He seized his portmanteau and was gone before Ben Howard could gather his scattered senses or make reply.
CHAPTER XXXII
THE PRISONER
Harry King did not at once consult an attorney, for Milton Hibbard, the only one he knew or cared to call upon for his defense, was an old friend of the Elder’s and had been retained by him to assist the district attorney at the trial. The other two lawyers in Leauvite, one of whom was the district attorney himself, were strangers to him. Twice he sent messages to the Elder after his return, begging him to come to him, never dreaming that they could be unheeded, but to the second only was any reply sent, and then it was but a cursory line. “Legal steps will be taken to secure justice for you, whoever you are.”
To his friends he sent no messages. Their sympathy could only mean sorrow for them if they believed in him, and hurt to his own soul if they distrusted him, and he suffered enough. So he lay there in the clean, bare cell, and was glad that it was clean and held no traces of former occupants. The walls smelled of lime in their freshly plastered surfaces, and the floor had the pleasant odor of new pine.
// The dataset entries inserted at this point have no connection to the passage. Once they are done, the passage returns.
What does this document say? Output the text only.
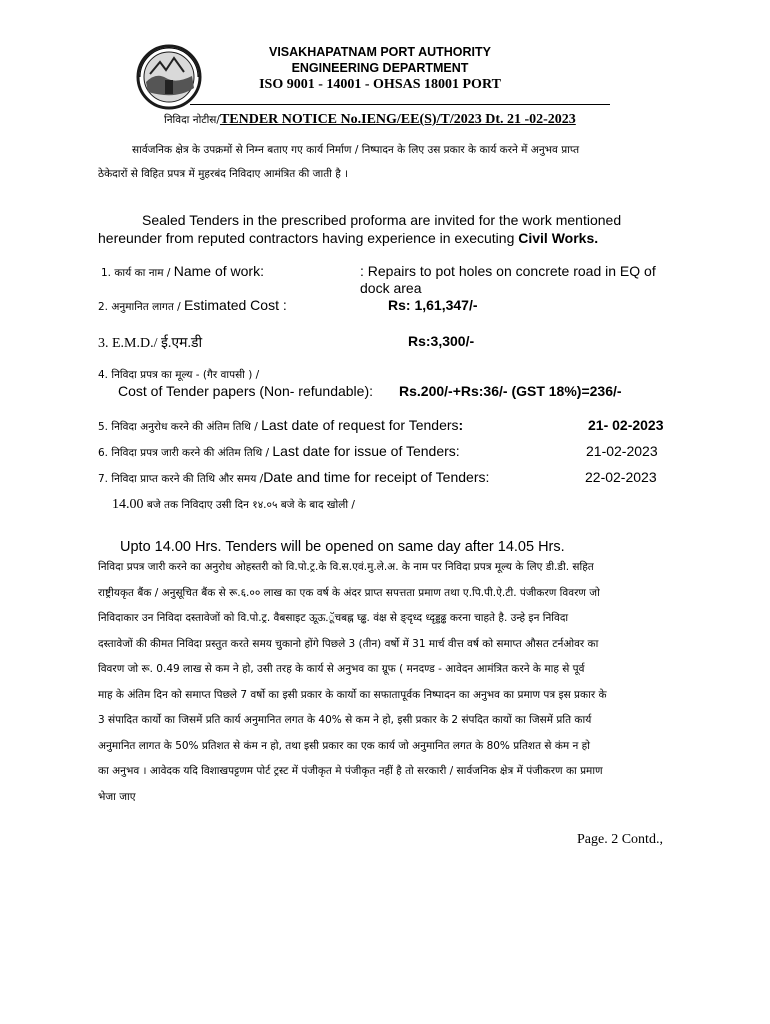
VISAKHAPATNAM PORT AUTHORITY
ENGINEERING DEPARTMENT
ISO 9001 - 14001 - OHSAS 18001 PORT
निविदा नोटीस/TENDER NOTICE No.IENG/EE(S)/T/2023 Dt. 21 -02-2023
सार्वजनिक क्षेत्र के उपक्रमों से निम्न बताए गए कार्य निर्माण / निष्पादन के लिए उस प्रकार के कार्य करने में अनुभव प्राप्त
ठेकेदारों से विहित प्रपत्र में मुहरबंद निविदाए आमंत्रित की जाती है ।
Sealed Tenders in the prescribed proforma are invited for the work mentioned
hereunder from reputed contractors having experience in executing Civil Works.
1. कार्य का नाम / Name of work:	: Repairs to pot holes on concrete road in EQ of
dock area
2. अनुमानित लागत / Estimated Cost :	Rs: 1,61,347/-
3. E.M.D./ ई.एम.डी	Rs:3,300/-
4. निविदा प्रपत्र का मूल्य - (गैर वापसी ) /
Cost of Tender papers (Non- refundable): Rs.200/-+Rs:36/- (GST 18%)=236/-
5. निविदा अनुरोध करने की अंतिम तिथि / Last date of request for Tenders:	21- 02-2023
6. निविदा प्रपत्र जारी करने की अंतिम तिथि / Last date for issue of Tenders:	21-02-2023
7. निविदा प्राप्त करने की तिथि और समय /Date and time for receipt of Tenders:	22-02-2023
14.00 बजे तक निविदाए उसी दिन १४.०५ बजे के बाद खोली /
Upto 14.00 Hrs. Tenders will be opened on same day after 14.05 Hrs.
निविदा प्रपत्र जारी करने का अनुरोध ओहस्तरी को वि.पो.ट्र.के वि.स.एवं.मु.ले.अ. के नाम पर निविदा प्रपत्र मूल्य के लिए डी.डी. सहित
राष्ट्रीयकृत बैंक / अनुसूचित बैंक से रू.६.०० लाख का एक वर्ष के अंदर प्राप्त सपत्तता प्रमाण तथा ए.पि.पी.ऐ.टी. पंजीकरण विवरण जो
निविदाकार उन निविदा दस्तावेजों को वि.पो.ट्र. वैबसाइट ऊूऊ.ूॅचबह्न घ्ढ्ढ. वंक्ष से ङ्दृध्द ध्दृड्डढ्ढ करना चाहते है. उन्हे इन निविदा
दस्तावेजों की कीमत निविदा प्रस्तुत करते समय चुकानो होंगे पिछले 3 (तीन) वर्षो में 31 मार्च वीत्त वर्ष को समाप्त औसत टर्नओवर का
विवरण जो रू. 0.49 लाख से कम ने हो, उसी तरह के कार्य से अनुभव का ग्रूफ ( मनदण्ड - आवेदन आमंत्रित करने के माह से पूर्व
माह के अंतिम दिन को समाप्त पिछले 7 वर्षो का इसी प्रकार के कार्यो का सफातापूर्वक निष्पादन का अनुभव का प्रमाण पत्र इस प्रकार के
3 संपादित कार्यो का जिसमें प्रति कार्य अनुमानित लगत के 40% से कम ने हो, इसी प्रकार के 2 संपदित कायों का जिसमें प्रति कार्य
अनुमानित लागत के 50% प्रतिशत से कंम न हो, तथा इसी प्रकार का एक कार्य जो अनुमानित लगत के 80% प्रतिशत से कंम न हो
का अनुभव । आवेदक यदि विशाखपट्टणम पोर्ट ट्रस्ट में पंजीकृत मे पंजीकृत नहीं है तो सरकारी / सार्वजनिक क्षेत्र में पंजीकरण का प्रमाण
भेजा जाए
Page. 2 Contd.,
His life passed in review before him from boyhood up. It had been a happy life until the tragedy brought into it by his own anger and violence, but since that time it had been one long nightmare of remorse, heightened by fear, until he had met Amalia, and after that it had been one 409 unremitting strife between love and duty––delight in her mind, in her touch, in her every movement, and in his own soul despair unfathomable. Now at last it was to end in public exposure, imprisonment, disgrace. A peculiar apathy of peace seemed to envelop him. There was no longer hope to entice, no further struggle to be waged against the terror of fear, or the joy of love, or the horror of remorse; all seemed gone from him, even to the vague interest in things transpiring in the world.
He had only a puzzled feeling concerning his arrest. Things had not proceeded as he had planned. If the Elder would but come to him, all would be right. He tried to analyze his feelings, and the thought that possessed him most was wonder at the strange vacuity of the condition of emotionlessness. Was it that he had so suffered that he was no longer capable of feeling? What was feeling? What was emotion: and life without either emotion, or feeling, or caring to feel,––what would it be?
Valueless.––Empty space. Nothing left but bodily hunger, bodily thirst, bodily weariness. A lifetime, for his years were not yet half spent,––a lifetime at Waupun, and work for the body, but vacuity for the mind––maybe––sometimes––memories. Even thinking thus he seemed to have lost the power to feel sadness.